I‘m asked to find an example of a $\mathcal{L}^1$-measurable function $f : [0,1] → \mathbb{R}$ such that for every $\mathcal{L}^1$-measurable set $M ⊂ [0,1]$ with $\mathcal{L}^1(M) = 1$, the restriction $f|_M : M → \mathbb{R} $ is discontinuous in all but finitely many points of $M$.
I know that I should use the existence of a Lebesgue measurable subset $A ⊂ [0, 1]$ such that $\mathcal{L}^1(U ∩ A) · \mathcal{L}^1(U ∩ A^C) > 0$ for all nonempty open subsets $U ⊂ [0, 1]$.

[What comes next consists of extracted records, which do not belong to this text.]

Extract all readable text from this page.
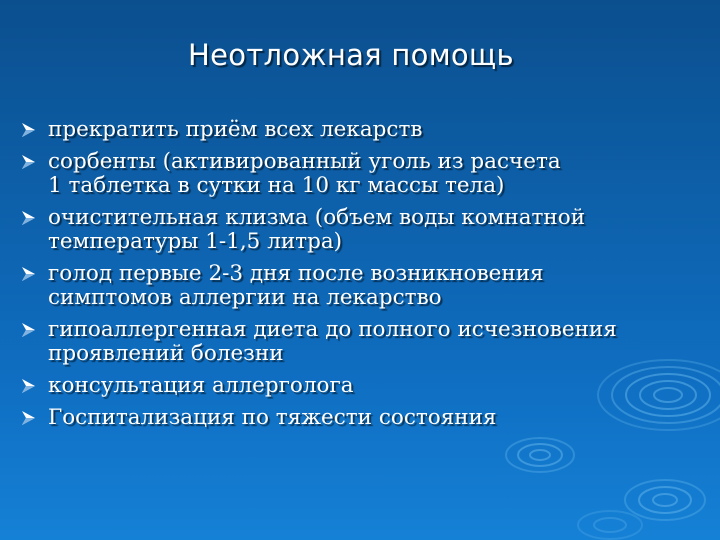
Неотложная помощь
прекратить приём всех лекарств
сорбенты (активированный уголь из расчета
1 таблетка в сутки на 10 кг массы тела)
очистительная клизма (объем воды комнатной
температуры 1-1,5 литра)
голод первые 2-3 дня после возникновения
симптомов аллергии на лекарство
гипоаллергенная диета до полного исчезновения
проявлений болезни
консультация аллерголога
Госпитализация по тяжести состояния
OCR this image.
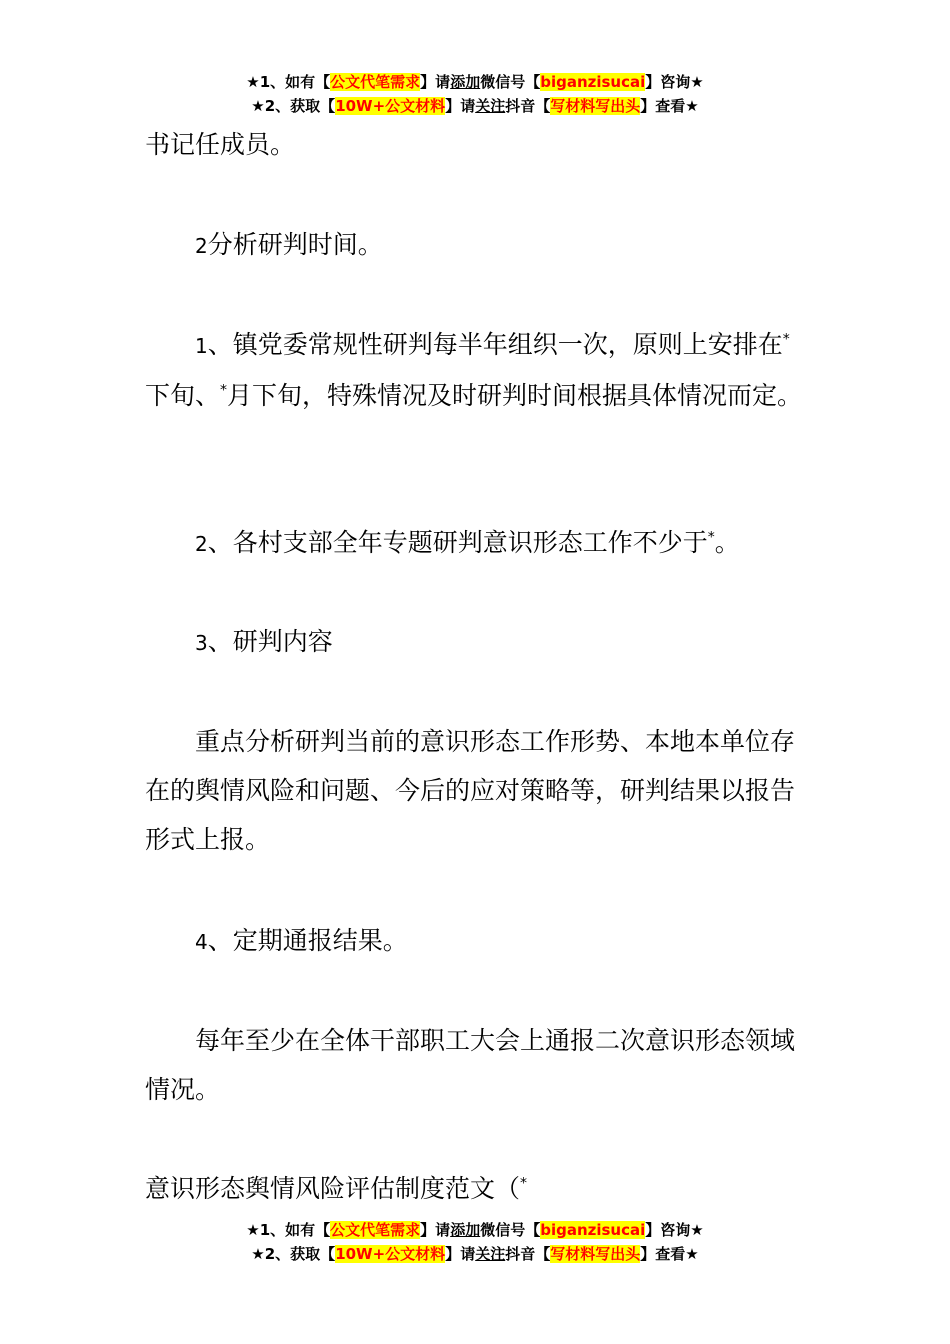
★1、如有【公文代笔需求】请添加微信号【biganzisucai】咨询★
★2、获取【10W+公文材料】请关注抖音【写材料写出头】查看★

书记任成员。

2分析研判时间。

1、镇党委常规性研判每半年组织一次，原则上安排在*下旬、*月下旬，特殊情况及时研判时间根据具体情况而定。

2、各村支部全年专题研判意识形态工作不少于*。

3、研判内容

重点分析研判当前的意识形态工作形势、本地本单位存在的舆情风险和问题、今后的应对策略等，研判结果以报告形式上报。

4、定期通报结果。

每年至少在全体干部职工大会上通报二次意识形态领域情况。

意识形态舆情风险评估制度范文（*

★1、如有【公文代笔需求】请添加微信号【biganzisucai】咨询★
★2、获取【10W+公文材料】请关注抖音【写材料写出头】查看★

In the provided solution they state that if we chose $f$ the characteristic function on this $A$, then $f|_M$ is always discontinuous except at $0$ and $1$. The proof I found is very different from the one in the solution manual and since I also proved discontinuity even at $0$ and $1$ I‘m a bit concerned wether I‘ve made a mistake. I‘d be really gratful if someone could check it:
Let $f$ be the characteristic function on $A$ and let $f|_M$ be continuous at $x \in [0,1]$, let‘s suppose $f(x)=1$. Then there exists an open neighbourhood $U$ of $x$ in $[0,1]$ s.t. $f(U \cap M) \subset (0.9,1.1)$ thus we have $U \cap M \subseteq A$ (because $f$ only takes the values $0,1$). Now because of $A$‘s properties: $$ 0< \mathcal{L}^1(U \cap A^C)= \mathcal{L}^1((U \cap A^C)\setminus M)+ \mathcal{L}^1(U \cap A^C \cap M) \leq \mathcal{L}^1(U\setminus M) $$ But we also have: $$ \mathcal{L}^1(U \setminus M) \leq \mathcal{L}^1([0,1]\setminus M)=1-1=0 $$
Which is a contradiction. The case $f(x)=0$ works exactly the same by switching the roles of $A$ and $A^C$.